Au paroxysme du conflit israélo-arabe alors qu’Israël entreprenait le détournement des eaux du Jourdain pour anticiper ses besoins hydrauliques futurs, l’Arabie se livrait à une opération de diversion en tentant de déstabiliser la jeune équipe baasiste de Syrie fraîchement parvenue au pouvoir en 1966. Les révélations d’un des conjurés, le Colonel Salim Hatoum, sur une contribution royale saoudienne de l’ordre d‘un million de dollar à cette opération de déstabilisation de la Syrie, en pleine ébullition nationaliste consécutive au détournement des eaux du Jourdain, entraînera l’éviction de Saoud au profit de son frère cadet Fayçal au trône d’Arabie, sans que cette sanction ne mette un terme à ses pratiques.

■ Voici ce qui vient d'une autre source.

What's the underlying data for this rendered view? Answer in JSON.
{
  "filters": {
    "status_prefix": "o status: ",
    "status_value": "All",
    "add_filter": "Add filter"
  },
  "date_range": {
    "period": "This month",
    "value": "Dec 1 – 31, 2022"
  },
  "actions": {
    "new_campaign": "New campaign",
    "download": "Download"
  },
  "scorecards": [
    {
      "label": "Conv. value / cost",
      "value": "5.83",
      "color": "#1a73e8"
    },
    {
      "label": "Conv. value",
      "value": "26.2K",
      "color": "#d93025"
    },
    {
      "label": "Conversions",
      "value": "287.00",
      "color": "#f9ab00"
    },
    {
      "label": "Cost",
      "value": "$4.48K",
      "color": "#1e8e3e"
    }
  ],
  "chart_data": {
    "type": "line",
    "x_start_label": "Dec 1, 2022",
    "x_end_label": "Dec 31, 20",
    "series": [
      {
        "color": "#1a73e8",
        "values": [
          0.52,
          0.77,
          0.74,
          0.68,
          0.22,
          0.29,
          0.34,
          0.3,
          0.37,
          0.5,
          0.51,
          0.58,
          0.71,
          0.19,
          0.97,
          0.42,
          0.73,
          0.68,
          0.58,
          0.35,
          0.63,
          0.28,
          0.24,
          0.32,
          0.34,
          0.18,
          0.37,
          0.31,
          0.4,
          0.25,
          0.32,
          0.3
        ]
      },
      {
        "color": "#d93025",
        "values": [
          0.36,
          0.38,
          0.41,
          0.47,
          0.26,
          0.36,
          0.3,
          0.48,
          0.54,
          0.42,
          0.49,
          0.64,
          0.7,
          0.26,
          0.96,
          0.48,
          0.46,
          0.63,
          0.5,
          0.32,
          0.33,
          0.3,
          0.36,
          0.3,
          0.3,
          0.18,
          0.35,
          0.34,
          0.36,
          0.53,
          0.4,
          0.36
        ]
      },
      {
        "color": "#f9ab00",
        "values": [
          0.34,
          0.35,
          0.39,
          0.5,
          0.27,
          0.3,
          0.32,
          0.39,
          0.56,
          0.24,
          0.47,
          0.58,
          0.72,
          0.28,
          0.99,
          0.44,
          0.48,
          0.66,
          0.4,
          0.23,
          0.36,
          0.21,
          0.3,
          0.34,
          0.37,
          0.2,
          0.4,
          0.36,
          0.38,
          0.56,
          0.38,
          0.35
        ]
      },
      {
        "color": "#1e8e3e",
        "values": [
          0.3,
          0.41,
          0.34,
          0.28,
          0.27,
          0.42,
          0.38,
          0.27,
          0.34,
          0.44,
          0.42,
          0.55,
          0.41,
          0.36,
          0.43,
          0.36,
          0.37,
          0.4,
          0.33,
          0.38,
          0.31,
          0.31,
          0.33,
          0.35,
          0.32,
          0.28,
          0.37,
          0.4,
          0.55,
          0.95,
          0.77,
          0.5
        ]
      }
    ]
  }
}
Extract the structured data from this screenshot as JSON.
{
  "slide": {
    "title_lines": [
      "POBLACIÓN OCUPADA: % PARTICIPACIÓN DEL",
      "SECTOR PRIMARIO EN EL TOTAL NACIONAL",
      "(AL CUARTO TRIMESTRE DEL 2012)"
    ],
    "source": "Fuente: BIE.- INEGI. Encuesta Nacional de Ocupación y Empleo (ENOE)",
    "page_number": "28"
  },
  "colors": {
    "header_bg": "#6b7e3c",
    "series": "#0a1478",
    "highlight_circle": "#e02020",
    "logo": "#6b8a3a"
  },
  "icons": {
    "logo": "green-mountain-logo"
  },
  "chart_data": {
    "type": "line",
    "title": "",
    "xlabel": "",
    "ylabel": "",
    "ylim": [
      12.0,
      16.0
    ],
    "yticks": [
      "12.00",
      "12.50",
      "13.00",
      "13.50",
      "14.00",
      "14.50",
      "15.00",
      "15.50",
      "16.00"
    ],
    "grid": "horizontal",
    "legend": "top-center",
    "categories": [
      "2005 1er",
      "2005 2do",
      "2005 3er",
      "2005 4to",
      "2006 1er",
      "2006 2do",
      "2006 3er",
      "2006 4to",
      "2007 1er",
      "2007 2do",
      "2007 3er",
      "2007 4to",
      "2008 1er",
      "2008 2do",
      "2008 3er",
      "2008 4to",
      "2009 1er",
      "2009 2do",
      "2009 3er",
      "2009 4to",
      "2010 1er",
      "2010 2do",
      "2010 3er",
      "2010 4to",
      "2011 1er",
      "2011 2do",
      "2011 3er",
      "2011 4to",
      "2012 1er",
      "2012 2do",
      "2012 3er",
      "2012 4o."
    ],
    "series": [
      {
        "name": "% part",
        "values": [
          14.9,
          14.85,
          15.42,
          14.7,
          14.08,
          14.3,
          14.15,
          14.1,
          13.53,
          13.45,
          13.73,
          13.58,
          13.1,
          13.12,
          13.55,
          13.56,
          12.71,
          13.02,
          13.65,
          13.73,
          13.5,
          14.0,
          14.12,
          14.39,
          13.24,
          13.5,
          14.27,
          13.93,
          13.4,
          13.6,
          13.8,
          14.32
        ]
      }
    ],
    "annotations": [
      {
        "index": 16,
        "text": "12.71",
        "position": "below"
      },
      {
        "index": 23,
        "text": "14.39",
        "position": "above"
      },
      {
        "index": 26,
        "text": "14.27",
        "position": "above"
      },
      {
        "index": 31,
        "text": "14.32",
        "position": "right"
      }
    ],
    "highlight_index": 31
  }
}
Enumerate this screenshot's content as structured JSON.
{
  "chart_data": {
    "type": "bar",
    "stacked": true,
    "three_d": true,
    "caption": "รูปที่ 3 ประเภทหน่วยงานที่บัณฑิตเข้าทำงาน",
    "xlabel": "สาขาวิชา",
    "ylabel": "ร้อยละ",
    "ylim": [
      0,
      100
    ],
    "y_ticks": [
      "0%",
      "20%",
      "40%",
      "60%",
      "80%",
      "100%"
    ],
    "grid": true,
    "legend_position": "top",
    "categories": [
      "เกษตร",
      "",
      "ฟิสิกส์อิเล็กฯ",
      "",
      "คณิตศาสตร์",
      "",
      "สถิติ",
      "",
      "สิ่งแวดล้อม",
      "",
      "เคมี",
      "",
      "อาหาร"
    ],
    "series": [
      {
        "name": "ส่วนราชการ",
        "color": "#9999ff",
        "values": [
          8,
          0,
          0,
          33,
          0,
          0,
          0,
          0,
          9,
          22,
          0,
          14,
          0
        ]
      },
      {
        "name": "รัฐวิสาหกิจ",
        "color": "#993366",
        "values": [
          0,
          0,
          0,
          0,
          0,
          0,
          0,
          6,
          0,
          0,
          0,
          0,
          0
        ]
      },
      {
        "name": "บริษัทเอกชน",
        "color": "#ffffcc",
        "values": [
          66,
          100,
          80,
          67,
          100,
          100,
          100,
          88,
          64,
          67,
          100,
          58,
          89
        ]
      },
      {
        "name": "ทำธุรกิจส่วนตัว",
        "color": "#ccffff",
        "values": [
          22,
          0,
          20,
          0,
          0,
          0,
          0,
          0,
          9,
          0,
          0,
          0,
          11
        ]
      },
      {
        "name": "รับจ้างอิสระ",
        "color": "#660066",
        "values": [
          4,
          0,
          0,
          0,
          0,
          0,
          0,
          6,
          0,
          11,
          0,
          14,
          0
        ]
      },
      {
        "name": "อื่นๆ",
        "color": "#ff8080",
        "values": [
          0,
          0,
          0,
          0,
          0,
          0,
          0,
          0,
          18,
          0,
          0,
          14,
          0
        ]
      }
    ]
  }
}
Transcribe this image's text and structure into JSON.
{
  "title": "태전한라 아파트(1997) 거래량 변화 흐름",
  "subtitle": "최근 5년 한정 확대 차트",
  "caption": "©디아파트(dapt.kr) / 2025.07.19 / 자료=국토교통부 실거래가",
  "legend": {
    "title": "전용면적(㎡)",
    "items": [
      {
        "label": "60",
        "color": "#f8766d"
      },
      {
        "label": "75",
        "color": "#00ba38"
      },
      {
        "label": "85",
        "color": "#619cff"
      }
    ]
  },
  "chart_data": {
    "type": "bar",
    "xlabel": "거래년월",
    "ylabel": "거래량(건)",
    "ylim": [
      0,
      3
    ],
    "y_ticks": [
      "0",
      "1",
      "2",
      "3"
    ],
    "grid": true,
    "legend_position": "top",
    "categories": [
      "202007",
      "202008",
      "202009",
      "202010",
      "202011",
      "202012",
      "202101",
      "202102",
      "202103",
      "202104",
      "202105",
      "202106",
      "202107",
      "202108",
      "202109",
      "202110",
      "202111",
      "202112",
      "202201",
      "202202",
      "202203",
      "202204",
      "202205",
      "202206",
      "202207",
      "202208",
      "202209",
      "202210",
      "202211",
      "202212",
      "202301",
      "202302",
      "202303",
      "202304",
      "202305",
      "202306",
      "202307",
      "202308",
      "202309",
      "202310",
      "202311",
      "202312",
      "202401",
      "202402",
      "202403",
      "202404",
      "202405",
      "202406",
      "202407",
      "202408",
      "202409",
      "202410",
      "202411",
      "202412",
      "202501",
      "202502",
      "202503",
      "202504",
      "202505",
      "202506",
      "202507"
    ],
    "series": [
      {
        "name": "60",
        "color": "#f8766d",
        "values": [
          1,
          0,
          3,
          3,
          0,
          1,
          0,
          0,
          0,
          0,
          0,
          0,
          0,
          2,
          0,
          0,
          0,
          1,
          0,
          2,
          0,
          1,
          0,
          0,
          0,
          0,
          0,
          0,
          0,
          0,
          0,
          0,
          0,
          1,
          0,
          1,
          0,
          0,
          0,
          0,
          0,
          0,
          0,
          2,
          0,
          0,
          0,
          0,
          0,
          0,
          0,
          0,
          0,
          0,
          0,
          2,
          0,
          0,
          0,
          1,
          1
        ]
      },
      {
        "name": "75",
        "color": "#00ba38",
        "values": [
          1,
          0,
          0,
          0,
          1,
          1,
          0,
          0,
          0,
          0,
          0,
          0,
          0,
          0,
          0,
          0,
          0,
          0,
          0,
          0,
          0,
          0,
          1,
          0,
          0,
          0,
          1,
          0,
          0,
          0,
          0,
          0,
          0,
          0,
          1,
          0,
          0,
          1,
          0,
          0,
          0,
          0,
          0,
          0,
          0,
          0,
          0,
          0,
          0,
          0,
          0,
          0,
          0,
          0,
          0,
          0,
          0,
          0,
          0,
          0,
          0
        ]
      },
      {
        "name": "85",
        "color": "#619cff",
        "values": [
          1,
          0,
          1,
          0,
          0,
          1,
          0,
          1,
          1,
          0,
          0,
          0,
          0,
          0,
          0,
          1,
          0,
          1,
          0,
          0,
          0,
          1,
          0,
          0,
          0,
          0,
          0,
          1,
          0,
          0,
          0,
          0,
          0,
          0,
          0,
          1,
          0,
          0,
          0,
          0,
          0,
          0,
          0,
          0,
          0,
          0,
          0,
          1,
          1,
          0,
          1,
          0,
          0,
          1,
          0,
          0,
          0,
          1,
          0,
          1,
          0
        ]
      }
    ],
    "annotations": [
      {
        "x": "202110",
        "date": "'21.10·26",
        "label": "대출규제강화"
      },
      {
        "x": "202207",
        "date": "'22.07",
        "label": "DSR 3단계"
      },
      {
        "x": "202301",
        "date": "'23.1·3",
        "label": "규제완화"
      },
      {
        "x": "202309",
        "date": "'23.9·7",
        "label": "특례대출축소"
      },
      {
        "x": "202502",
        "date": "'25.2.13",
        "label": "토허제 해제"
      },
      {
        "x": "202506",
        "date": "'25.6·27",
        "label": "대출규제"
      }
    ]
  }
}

Enivrée par sa promotion au rang de puissance régionale à la suite de la chute de la monarchie iranienne, le Royaume, récidiviste, fondera en 1979 avec la France, l’Egypte et le Maroc, le « Safari club », se donnant ainsi l’illusion de « jouer dans la cour des grands », non sur le champ de la confrontation israélo-arabe, mais à des milliers de kilomètres de là, non pour la récupération des Lieux Saints de l’Islam, mais pour le maintien au pouvoir d’un des dictateurs les plus corrompus de la planète le Zaïrois Mobutu, agent attitré des Américains dans la zone centrale de l’Afrique, en butte à la subversion interne. Si le Royaume a brandi « l’arme du pétrole » en 1973 contre les pays occidentaux soutenant Israël en guerre contre l’Egypte et la Syrie, il n’a pour autant jamais privé les Etats-Unis, pourtant principal soutien de l’Etat Hébreu, du ravitaillement pétrolier nécessaire au corps expéditionnaire américain dans ses opérations de guerre contre le Vietnam du Nord communiste.

Mieux, dans les années 1980, au plus fort de la rivalité soviéto-américaine consécutive à la perte du Vietnam (1975) et de l’invasion soviétique en Afghanistan, l’Arabie saoudite apportera son soutien matériel et financier à la plus grande opération de déstabilisation d’un régime socialiste, situé au delà des océans, dans la lointaine Amérique latine, le Nicaragua du régime sandiniste de Daniel Ortega, dans l’unique souci de complaire à son complice américain. L’affaire des « contras », qui mettra en oeuvre la plus grande opération de toxicomanie de masse de la communauté noire de Los Angeles à la faveur du trafic du Crack (drogue à charge démentielle), débouchera sur le plus grand scandale politico financier de l’ère Reagan (1980-1988), « l’Irangate » et le châtiment de deux fusibles subalternes, un officier supérieur américain le lieutenant colonel Oliver North et un richissime intermédiaire saoudien de renom Adnane Kashoogi, jeter en pâture pour calmer la vindicte populaire.